Sep 21, 2012 10:25 PM by John Patrick
TUCSON - University of Arizona Scientists have found some big problems when it comes to the small scale weather models.
A new study by the University of Arizona shows that climate models struggle with accuracy when it comes to time frames shorter than three decades and small scale areas. Where computer climate models gain advantage is when they are applied long term global patterns.
Koichi Sakaguchi, a doctoral student who headed the study explains, "We found out is very difficult to predict climate at a much smaller scale for say Tucson."
Part of the reason for this inaccuracy is due to the resolution of the models which can only break the earth down into 60 square mile boxes.

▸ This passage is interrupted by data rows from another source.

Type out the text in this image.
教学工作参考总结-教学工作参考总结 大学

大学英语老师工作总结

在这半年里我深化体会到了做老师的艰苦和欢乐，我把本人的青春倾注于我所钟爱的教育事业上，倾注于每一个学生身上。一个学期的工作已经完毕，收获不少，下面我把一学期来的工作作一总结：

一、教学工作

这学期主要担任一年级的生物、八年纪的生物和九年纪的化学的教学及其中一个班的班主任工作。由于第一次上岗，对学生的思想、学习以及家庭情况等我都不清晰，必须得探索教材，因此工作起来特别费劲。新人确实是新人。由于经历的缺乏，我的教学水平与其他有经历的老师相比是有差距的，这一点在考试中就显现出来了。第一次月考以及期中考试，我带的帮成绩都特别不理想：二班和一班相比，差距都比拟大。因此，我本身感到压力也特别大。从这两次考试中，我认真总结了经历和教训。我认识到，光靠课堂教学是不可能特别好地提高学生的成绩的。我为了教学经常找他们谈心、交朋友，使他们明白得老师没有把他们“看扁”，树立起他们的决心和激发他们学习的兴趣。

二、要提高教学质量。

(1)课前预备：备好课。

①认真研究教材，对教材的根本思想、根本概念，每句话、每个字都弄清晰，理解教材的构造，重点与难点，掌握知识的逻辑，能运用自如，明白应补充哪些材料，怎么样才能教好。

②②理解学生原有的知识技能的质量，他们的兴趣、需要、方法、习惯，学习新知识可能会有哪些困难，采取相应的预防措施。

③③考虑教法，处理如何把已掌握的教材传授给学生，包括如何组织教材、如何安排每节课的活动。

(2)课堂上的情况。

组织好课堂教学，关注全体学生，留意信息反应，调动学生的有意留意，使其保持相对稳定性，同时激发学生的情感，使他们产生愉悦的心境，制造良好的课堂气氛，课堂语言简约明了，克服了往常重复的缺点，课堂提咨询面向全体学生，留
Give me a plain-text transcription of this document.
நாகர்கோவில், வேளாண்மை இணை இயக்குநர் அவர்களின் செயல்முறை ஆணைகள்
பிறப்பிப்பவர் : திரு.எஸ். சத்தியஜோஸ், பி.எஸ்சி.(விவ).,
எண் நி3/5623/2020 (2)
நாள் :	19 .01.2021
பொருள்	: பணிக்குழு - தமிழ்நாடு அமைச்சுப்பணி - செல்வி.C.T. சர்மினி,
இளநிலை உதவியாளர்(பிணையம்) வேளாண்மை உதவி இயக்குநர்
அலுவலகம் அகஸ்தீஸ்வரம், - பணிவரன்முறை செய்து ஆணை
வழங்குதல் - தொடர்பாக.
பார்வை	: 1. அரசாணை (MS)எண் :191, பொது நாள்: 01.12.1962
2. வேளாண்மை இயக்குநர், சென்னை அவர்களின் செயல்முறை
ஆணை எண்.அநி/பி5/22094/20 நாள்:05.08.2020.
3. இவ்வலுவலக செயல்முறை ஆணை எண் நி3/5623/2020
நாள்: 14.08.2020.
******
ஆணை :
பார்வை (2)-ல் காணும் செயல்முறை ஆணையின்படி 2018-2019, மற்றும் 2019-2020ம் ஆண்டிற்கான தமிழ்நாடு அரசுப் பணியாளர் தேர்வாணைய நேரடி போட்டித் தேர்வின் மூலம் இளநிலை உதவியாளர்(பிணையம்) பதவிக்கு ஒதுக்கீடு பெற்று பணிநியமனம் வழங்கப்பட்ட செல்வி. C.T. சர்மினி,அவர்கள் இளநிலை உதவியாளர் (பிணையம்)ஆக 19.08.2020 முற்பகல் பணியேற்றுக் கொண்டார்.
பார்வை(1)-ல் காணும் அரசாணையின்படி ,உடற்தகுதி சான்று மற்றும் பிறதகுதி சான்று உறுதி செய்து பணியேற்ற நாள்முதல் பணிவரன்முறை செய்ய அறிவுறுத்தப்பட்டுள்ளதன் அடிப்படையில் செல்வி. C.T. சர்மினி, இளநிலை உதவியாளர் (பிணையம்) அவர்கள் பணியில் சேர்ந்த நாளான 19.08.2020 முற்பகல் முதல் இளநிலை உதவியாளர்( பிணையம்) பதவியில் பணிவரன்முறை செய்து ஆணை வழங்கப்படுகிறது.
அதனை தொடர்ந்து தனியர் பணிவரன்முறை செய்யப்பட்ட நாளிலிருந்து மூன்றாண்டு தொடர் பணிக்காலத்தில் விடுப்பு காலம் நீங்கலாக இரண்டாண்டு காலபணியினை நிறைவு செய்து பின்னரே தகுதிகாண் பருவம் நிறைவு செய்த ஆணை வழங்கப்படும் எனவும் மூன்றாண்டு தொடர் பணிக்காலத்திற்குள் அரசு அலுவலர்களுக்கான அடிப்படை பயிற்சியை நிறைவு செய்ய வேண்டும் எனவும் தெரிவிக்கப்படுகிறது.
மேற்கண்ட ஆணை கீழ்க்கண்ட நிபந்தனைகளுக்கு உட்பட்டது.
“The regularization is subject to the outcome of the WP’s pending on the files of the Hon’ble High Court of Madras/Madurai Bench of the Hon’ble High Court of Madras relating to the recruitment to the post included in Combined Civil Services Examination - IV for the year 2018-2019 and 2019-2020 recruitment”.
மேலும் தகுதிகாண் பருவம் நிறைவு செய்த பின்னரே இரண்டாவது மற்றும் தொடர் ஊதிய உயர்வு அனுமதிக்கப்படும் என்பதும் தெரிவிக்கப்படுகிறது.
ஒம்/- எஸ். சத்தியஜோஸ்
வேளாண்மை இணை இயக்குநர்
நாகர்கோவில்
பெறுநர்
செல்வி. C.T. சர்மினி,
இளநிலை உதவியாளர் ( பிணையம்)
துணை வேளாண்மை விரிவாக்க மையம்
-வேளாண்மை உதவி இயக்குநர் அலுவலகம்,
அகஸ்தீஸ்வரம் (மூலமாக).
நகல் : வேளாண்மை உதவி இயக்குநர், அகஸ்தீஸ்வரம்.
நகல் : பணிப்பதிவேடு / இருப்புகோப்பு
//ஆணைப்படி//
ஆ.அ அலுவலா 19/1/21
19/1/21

Areas such as Tucson are too small for that to get an accurate forecast.
The UA graduate students tested the prediction skill of the computer models with a process called hindcasting.
Michael Brunke, UA graduate student, explains the process of hindcasting, "We compared what the model simulated for the twentieth century to the climate records we already know for the twentieth century."
By applying the hindcasting method to the technology of today we can bring more accurate predictions down the road. "So now we found out that the models are not so good, for example say Tucson, so we should maybe add this particle detail to the model to see if it improves or not," says Sakaguchi.
Another goal of this study was to bridge the gap between forecasters and climatologists so a more precise picture of climate change can be painted. Brunke explains, "Climate models are basically the only tool that we have to try to figure out what's going to happen in the future because we don't know what the future holds."
As climate models continue to improve so will the track record with the community to trust future predictions.